Gender equality in sports has been a hot topic (Mervosh & Caron, 2019). Debates on this issue have revolved around equal pay and media coverage (Baker, Seymour, & Zimbalist, 2019). There has long been an obvious gender pay gap in sports (Abrams, 2019; Farmer, 2017). For example, of the 100 athletes on the 2019 Forbes list of the world’s highest-paid athletes, only one of them is a woman. i.e., Serena Williams, who is ranked 63th on the list. There has also been a lack of media coverage on women in sports. Although 40% of all sports participants are female, only 4% of the sports media coverage were about female athletes (MacKenzie, 2019). A study (Cooky, Messner, & Musto, 2015) examining sports coverage from 1989 to 2014 found that despite a dramatic increase in the number of women playing sports (Good, 2015), there had been a decrease in the amount of coverage of female athletes. Under this backdrop, we aim to look at female participation across the globe in the Summer Olympic Games of the past 120 years.

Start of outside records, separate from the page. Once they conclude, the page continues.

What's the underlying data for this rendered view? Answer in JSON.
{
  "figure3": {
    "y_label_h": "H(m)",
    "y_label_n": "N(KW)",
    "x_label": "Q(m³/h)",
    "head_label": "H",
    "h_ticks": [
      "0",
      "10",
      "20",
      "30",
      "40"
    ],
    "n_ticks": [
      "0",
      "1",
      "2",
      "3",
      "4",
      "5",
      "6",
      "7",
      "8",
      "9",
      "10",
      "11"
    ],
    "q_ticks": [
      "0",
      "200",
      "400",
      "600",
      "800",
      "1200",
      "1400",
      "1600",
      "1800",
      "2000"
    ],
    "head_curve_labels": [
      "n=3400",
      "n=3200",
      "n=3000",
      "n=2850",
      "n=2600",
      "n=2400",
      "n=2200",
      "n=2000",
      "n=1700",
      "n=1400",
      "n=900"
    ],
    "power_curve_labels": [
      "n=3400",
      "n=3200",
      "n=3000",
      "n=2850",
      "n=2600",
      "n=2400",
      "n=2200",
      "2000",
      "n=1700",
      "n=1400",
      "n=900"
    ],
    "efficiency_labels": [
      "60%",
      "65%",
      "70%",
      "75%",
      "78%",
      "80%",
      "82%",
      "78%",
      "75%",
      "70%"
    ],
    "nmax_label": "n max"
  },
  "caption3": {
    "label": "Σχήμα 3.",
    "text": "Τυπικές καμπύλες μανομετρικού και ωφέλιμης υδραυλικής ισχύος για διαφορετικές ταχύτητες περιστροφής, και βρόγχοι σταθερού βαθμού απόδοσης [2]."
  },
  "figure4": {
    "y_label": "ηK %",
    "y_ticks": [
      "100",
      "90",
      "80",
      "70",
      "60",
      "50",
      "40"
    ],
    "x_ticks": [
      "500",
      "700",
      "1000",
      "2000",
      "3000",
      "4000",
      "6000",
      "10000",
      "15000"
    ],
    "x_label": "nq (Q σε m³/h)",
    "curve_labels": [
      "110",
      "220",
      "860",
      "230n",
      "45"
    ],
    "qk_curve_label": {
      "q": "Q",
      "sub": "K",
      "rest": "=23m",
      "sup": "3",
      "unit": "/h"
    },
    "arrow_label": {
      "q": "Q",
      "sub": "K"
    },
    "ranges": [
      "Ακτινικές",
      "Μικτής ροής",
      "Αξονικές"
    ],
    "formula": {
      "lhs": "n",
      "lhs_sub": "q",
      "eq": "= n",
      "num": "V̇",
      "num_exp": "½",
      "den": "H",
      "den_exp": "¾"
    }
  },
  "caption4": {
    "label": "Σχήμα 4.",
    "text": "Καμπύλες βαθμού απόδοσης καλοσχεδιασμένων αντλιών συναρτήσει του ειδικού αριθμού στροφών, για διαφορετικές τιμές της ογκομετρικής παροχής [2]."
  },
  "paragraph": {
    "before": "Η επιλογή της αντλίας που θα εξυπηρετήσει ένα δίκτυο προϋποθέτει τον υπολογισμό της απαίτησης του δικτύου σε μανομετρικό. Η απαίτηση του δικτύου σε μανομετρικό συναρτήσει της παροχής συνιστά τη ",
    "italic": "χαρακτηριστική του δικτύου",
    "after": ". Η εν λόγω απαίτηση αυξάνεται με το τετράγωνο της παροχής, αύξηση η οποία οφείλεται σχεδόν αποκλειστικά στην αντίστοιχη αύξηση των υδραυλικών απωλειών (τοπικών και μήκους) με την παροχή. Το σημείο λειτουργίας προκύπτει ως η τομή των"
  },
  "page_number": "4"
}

Recently, there has been a trend that fewer cities want to host the Olympics, challenging the future of a century-old tradition (Goldblatt, 2016). For example, 12 cities bid for 2004 Summer Olympics but only two for the 2020 Winter games (Ludacer, 2018). Considering the importance of Olympic success in national pride (Mower, 2012), a home-field advantage in the Olympics might encourage countries to bid for hosting the mega-event. Therefore, it is worth investigating whether this advantage exists in the Olympics, and how significant it is.
Although earning medals can boost national pride, countries are not “born equal” in terms of their ability to achieve Olympic success. Studies have demonstrated that population sizes and economic development for a large part determined a country’s Olympic performance (Soos, Martinez, & Szabo, 2017; Xun, 2005; Bernard & Busse, 2004). However, we think it’s unfair to compare Singapore with the United States in terms of total number of medals earned, because the two countries have totally different population size. What is more important is “medal efficiency”, i.e., medal counts per athlete participating in the Olympics. In other words, we are more concerned about how effective a country is to earn medals, rather than the total number of medals earned. We aim to look at how this “medal efficiency” differs between countries.
Apart from its significance for societies at large, Olympics is associated with individuals’ health as well (Sandercocok, Beedie, & Mann, 2016). People might be inspired by the Olympics and more actively engage in physical activities. Besides its benefits for physical health (Warburton, Nicol, & Bredin, 2006), it has psychological benefits as well (Ghildiyal, 2015). For example, playing sports can help build one’s characters. With the importance of sports in mind, we want to examine which sports in the Olympics history have the highest number of participants.